Anti Discrimination Law Comes to Chile
Thursday last week was a big day for the Chilean people! After years of waiting, their government finally became one of the last Latin American nations to introduce an anti-discrimination law. The hate-crime bill has been around for years and was originally introduced by the former president Ricardo Lagos. However it had been tied up in congress for the last seven years, until Pinera signed it into law on Thursday.
Pressure had been put heavily on the conservative president Sebastian Pinera's government to do something after a young gay man was beaten to death in a shocking story that horrified the nation.
Daniel Zamudio a 24 year old was so viciously attacked in March this year in a Santiago park that he spent an agonizing twenty days bed-ridden in a public hospital before he died. Hw was allegedly attacked by a group of alleged neo-Nazis who beat him for over an hour, during which they burned him with cigarettes and sickeningly carved swastikas into the young mans skin.

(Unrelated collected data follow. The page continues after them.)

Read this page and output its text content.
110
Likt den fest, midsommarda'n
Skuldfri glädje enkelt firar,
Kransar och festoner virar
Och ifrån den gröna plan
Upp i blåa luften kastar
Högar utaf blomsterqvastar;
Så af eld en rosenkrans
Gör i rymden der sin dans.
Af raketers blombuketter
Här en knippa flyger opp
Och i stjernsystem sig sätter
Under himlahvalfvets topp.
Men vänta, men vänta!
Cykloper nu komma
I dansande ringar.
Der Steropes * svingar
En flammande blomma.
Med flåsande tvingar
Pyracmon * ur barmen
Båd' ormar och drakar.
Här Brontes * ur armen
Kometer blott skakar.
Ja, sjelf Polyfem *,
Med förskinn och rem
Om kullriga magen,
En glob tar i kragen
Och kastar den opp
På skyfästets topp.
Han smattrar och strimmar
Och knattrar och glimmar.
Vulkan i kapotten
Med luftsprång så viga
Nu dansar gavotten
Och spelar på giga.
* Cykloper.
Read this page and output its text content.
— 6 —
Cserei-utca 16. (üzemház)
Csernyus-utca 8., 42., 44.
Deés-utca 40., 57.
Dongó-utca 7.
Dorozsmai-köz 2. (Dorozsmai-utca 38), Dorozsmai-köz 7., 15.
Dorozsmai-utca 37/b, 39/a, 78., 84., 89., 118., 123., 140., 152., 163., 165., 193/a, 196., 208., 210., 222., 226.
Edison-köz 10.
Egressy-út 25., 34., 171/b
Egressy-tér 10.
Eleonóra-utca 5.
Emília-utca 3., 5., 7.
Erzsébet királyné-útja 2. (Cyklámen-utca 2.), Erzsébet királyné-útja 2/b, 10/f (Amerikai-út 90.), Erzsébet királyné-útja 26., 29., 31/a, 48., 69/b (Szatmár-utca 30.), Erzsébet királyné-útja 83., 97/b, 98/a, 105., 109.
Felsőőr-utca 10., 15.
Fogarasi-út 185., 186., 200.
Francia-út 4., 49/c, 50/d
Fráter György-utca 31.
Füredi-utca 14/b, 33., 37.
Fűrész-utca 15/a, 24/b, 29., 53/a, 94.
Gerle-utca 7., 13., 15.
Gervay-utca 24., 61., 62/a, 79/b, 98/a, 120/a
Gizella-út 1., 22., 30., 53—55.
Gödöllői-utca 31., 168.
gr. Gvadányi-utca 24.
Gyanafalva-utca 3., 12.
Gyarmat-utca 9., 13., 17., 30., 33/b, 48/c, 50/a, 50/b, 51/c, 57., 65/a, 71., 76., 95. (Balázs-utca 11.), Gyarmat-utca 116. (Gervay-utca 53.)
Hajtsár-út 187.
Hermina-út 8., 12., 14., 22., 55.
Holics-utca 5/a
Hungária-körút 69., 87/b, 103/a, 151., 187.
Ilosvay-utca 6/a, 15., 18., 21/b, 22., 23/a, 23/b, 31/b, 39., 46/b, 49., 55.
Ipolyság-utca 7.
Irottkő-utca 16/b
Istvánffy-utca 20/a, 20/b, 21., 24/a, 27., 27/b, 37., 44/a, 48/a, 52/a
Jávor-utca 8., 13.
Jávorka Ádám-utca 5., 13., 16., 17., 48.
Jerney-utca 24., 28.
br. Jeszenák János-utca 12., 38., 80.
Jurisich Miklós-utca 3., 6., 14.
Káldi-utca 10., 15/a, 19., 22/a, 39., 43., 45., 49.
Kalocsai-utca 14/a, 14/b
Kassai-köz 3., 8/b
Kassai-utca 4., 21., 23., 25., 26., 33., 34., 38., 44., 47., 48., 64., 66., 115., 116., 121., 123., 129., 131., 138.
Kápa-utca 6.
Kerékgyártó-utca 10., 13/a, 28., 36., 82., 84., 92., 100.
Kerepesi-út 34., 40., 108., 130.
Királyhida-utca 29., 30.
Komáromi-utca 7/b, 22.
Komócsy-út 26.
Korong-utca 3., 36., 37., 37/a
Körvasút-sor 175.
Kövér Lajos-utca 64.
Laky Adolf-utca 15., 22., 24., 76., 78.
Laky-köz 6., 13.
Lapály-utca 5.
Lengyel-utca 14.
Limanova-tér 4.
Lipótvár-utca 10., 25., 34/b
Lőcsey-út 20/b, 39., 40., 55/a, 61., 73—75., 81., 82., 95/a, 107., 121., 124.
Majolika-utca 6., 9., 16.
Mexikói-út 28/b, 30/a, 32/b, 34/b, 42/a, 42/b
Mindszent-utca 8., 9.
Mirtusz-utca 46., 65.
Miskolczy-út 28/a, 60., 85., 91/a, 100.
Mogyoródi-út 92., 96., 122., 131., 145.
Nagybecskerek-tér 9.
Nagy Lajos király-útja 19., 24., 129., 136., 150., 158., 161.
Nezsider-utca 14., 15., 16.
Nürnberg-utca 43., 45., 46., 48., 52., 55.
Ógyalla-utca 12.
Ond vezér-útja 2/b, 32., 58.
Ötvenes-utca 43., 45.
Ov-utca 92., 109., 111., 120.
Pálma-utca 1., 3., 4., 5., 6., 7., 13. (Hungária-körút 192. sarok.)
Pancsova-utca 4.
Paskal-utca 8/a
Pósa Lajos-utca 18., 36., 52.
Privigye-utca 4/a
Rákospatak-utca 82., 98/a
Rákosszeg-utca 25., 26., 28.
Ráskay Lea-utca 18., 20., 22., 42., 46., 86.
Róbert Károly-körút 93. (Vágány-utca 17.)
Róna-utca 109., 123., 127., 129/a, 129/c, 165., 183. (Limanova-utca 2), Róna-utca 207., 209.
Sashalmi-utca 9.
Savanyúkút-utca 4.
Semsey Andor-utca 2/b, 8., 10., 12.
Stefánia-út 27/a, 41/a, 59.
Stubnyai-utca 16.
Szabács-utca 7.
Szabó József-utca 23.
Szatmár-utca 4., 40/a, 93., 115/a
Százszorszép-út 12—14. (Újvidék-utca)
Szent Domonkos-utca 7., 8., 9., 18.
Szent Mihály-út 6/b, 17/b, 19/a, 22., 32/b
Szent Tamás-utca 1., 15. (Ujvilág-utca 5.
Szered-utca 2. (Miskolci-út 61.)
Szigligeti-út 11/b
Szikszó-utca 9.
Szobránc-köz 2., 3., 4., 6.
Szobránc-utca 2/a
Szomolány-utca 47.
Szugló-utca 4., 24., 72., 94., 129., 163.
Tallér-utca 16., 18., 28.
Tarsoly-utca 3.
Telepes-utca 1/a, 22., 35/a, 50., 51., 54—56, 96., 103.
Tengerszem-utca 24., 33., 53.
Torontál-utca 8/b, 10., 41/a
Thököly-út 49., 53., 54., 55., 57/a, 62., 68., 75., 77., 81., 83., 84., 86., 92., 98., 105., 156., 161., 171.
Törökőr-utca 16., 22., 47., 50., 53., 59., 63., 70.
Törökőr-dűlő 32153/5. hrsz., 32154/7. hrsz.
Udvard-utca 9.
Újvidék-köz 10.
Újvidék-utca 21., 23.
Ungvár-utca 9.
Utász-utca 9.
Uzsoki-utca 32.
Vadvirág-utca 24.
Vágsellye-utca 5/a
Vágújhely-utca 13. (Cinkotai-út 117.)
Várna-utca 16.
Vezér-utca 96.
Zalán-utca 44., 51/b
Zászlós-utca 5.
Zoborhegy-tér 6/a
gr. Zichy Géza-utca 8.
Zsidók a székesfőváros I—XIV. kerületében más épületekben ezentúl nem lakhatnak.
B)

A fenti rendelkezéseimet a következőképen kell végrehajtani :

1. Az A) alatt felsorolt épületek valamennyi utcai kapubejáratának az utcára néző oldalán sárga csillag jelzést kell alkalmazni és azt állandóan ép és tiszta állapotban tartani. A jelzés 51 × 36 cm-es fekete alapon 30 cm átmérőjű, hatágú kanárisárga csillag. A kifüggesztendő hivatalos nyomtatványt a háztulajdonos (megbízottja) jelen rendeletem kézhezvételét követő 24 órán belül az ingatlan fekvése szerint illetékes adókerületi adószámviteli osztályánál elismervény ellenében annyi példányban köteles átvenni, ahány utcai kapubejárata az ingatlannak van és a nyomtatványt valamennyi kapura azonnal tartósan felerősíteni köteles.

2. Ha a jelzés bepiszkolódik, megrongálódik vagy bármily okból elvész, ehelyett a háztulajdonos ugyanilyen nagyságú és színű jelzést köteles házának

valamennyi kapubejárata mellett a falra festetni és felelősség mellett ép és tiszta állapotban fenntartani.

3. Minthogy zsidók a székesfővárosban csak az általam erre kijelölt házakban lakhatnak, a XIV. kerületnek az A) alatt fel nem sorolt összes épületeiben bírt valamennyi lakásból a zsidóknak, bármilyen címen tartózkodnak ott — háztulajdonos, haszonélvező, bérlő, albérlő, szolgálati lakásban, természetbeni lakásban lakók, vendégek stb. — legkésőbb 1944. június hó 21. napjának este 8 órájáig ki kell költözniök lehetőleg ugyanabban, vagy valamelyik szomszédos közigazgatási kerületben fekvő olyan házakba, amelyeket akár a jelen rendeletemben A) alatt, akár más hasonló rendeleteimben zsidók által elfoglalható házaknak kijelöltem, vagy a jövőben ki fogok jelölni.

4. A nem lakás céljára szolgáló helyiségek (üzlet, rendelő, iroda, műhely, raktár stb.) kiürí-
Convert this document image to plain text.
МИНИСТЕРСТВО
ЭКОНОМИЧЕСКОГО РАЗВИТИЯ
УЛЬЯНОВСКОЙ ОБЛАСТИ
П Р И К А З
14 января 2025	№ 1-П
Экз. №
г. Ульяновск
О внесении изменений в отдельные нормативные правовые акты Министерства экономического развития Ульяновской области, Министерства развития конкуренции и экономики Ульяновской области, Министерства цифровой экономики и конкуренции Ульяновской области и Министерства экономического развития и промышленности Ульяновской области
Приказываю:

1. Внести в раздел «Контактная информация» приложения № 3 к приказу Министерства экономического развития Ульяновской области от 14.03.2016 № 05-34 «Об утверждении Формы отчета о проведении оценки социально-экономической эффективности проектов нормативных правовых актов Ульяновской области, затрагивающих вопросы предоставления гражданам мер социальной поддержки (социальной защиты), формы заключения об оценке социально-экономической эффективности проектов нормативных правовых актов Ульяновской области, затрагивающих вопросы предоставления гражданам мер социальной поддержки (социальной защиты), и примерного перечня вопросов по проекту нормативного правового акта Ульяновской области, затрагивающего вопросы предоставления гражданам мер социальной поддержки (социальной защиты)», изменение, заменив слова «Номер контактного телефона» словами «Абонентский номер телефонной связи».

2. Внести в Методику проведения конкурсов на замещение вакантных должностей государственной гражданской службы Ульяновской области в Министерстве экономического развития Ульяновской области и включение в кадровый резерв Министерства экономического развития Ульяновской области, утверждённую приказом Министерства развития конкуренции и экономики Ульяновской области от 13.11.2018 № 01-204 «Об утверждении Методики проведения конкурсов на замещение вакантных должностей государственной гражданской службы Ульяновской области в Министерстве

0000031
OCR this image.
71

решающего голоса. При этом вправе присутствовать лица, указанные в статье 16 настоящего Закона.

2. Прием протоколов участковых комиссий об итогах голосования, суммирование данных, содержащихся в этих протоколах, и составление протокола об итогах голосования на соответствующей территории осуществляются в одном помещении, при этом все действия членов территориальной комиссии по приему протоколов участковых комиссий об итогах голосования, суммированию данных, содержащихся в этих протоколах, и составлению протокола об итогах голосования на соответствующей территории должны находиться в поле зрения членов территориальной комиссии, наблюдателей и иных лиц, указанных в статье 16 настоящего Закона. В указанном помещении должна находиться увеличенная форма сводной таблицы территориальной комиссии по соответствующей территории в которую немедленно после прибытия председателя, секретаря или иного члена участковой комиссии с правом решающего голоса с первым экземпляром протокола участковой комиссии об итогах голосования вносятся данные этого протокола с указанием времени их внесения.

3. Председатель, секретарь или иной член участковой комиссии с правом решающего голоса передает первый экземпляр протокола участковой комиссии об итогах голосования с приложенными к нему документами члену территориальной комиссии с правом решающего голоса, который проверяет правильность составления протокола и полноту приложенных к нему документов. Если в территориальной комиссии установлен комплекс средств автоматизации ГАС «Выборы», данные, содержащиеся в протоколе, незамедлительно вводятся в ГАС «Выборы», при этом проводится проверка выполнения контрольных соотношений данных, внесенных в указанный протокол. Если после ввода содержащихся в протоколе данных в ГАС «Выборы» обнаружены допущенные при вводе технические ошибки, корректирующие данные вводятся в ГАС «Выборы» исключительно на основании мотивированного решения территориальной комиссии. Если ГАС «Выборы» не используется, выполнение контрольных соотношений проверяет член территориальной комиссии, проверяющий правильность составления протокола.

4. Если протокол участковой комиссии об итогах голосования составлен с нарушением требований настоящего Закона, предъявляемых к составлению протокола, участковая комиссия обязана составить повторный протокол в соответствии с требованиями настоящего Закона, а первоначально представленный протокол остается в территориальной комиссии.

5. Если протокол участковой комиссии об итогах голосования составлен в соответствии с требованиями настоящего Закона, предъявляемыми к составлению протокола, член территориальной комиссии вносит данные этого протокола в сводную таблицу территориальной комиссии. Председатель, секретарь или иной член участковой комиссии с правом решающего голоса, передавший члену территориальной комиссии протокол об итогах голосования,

Mega rich billionaire president Pinera has been slammed on social issues since he gained office back in 2010. His current approval rating is the lowest of any leader since the end of Pinochet's dictatorship in 1990.
Argentina, Brazil, Bolivia, Colombia, Mexico and Venezuela all have laws to combat discrimination and now Chile joins them with a law that sees people convicted of hate crimes face much harsher penalties.
Chile is one of Latin America's most richest countries, with huge wealth and prosperity yet remains a deeply conservative nation and heavily influenced by the Catholic Church. Which goes some way to explain why gay people face so much discrimination in the country. They warned against the law, whilst other churches campaigned against it, such is the nature of religious feeling in a country that only legalized divorce in 2004.